Admission Post-Bac : garder le sens de l’orientation

9 mai 2016 par  

Le 2 avril dernier, c’était la date limite des vœux pour la procédure. Quand certains y voient un moment clé dans le passage à la vie adulte, c’est de plus un parcours du combattant dans un système scolaire inégalitaire.

Alors que pour de nombreux lycéens, le passage du lycée à une formation supérieure est un parcours du combattant, le taux important d’échecs en première année en est un révélateur. Cela est du à la fois à des conditions déplorables d’accès aux informations sur les différentes parcours mais aussi de la casse du système mis en place, comme avec les profondes modifications faites à la procédure APB.

Cette année, la procédure d’admission dans des études supérieures après l’obtention du bac, plus communément appelée APB, connait de nombreuses modifications. Par exemple, c’est l’introduction des vœux groupés pour les filières dites prisées ou en « tension ». C’est le cas des licences de droit, de STAPS, de Psycho. Désormais, lorsqu’un lycéen désire intégrer l’une des ces filières, il sera contraint de réaliser le classement, pour chaque filière choisie, des différentes universités la proposant dans la même académie. Les bacheliers n’obtiendraient donc pas forcément l’établissement le plus proche de chez eux et le financement d’étude loin de chez soi passe pour de nombreux élèves, au détriment de leurs études, par le travail salarié.

A côté de cela, les universités qui sont en manque de place organisent en toute illégalité des tirages au sort, augmentent les frais d’inscriptions ou pire encore.
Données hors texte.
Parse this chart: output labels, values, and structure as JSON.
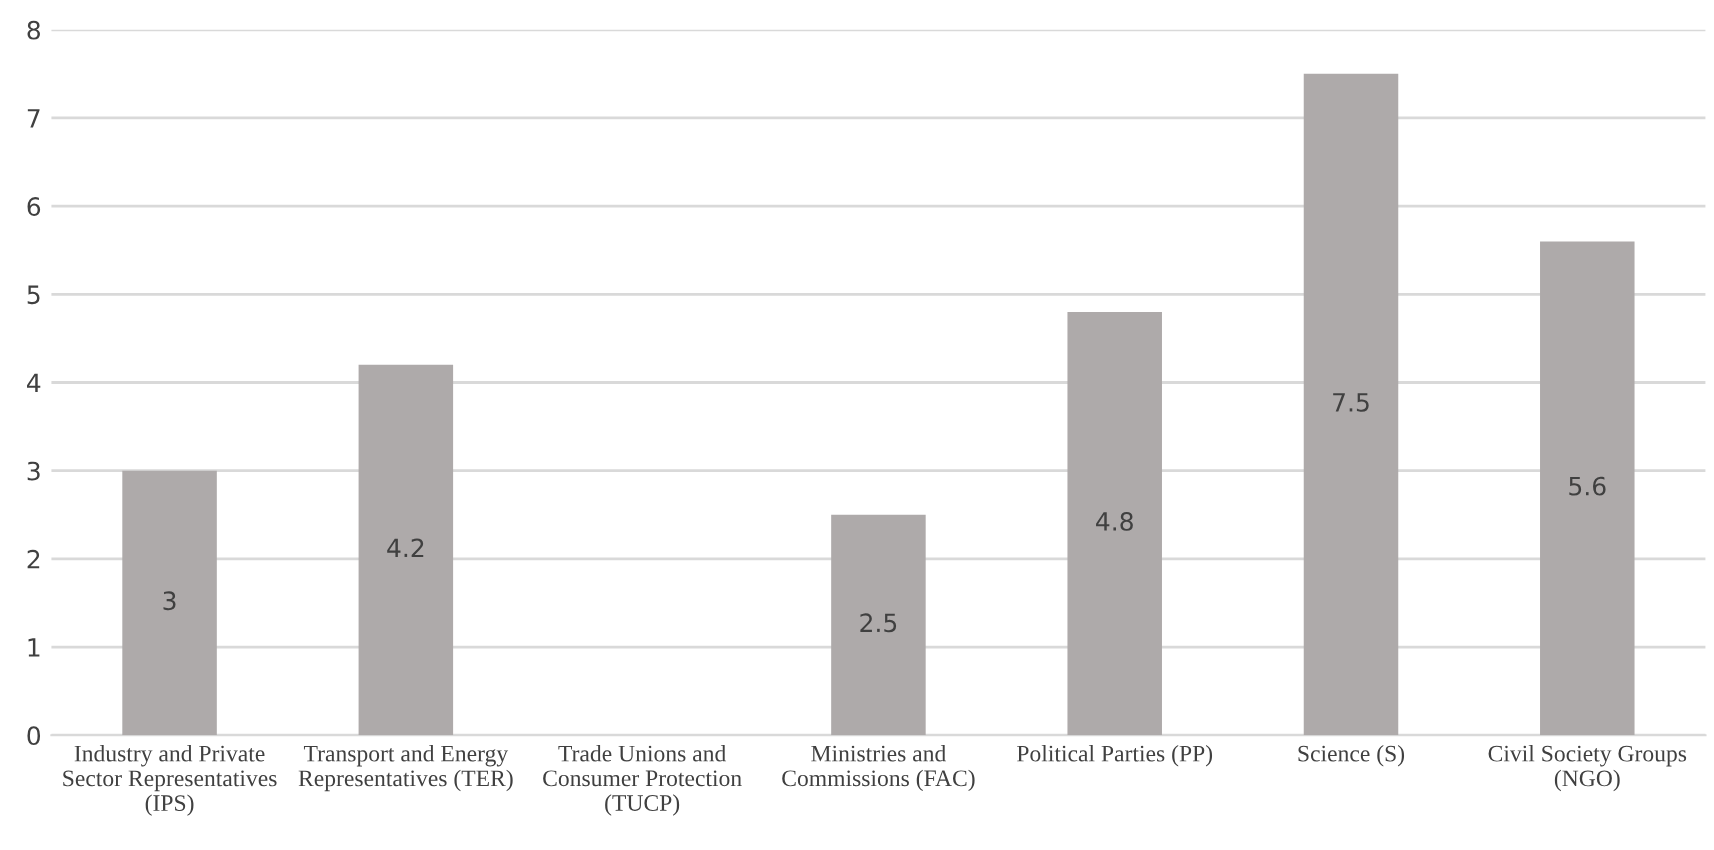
{
  "chart_data": {
    "type": "bar",
    "categories": [
      "Industry and Private\nSector Representatives\n(IPS)",
      "Transport and Energy\nRepresentatives (TER)",
      "Trade Unions and\nConsumer Protection\n(TUCP)",
      "Ministries and\nCommissions (FAC)",
      "Political Parties (PP)",
      "Science (S)",
      "Civil Society Groups\n(NGO)"
    ],
    "values": [
      3,
      4.2,
      null,
      2.5,
      4.8,
      7.5,
      5.6
    ],
    "color": "#aeaaaa",
    "ylim": [
      0,
      8
    ],
    "yticks": [
      0,
      1,
      2,
      3,
      4,
      5,
      6,
      7,
      8
    ],
    "grid": "y",
    "data_labels": true
  }
}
Certaines mettent en place des procédures de sélection pour des filières en théorie non-sélective. Normalement, la seule condition pour y accéder est l’obtention du Bac. Face aux restrictions budgétaires imposées aux Universités, elles préfèrent faire le choix de former moins d’étudiants. C’est une véritable remise en cause du droit à l’accès aux études supérieures, chacun doit pouvoir décider de son parcours de vie.

La casse du service public de l’orientation n’arrange rien. Les chiffres du ministère de l’Éducation nationale indiquent que les effectifs d’enseignants ont baissé de 10% ces quinze dernières années.Un cadre loin d’être idéal pour aborder sereinement son avenir quand on a raté plusieurs heures de cours dans la semaine en raison d’une politique de baisse des effectifs. Dans la plupart des lycées, la présence du conseiller d’orientation est aléatoire et pour cause : 1 seule conseiller-psychologue doit assurer le suivie de plusieurs lycées à la fois. Résultat, ils ne sont présents que quelques jours dans la semaine, ce qui ne permet pas le suivie réel des élèves dans la construction d’un projet de vie émancipateur. Pour se motiver, les jeunes sont invités à solliciter des coaches en orientation. Comme si cette dépense était à la portée de tous, comme un symbole d’une éducation nationale qui démissionne de ses responsabilités.

Face à cela, l’embauche massive de conseillers d’orientation et l’arrêt immédiat du processus de rationalisation territorial des C.I.O (centre d’information et d’orientation) qui se soldent par une suppression pure et simple des centres, obligeant certain à faire des dizaines dekilomètres pour obtenir un rendez-vous.

Il est urgent de faire face aux inégalités d’accès aux études supérieures et de permettre à chaque jeune de décider de son avenir avec toutes les cartes en mains. Exigeons de vrais moyens pour nos études maintenant pour mieux vivre demain.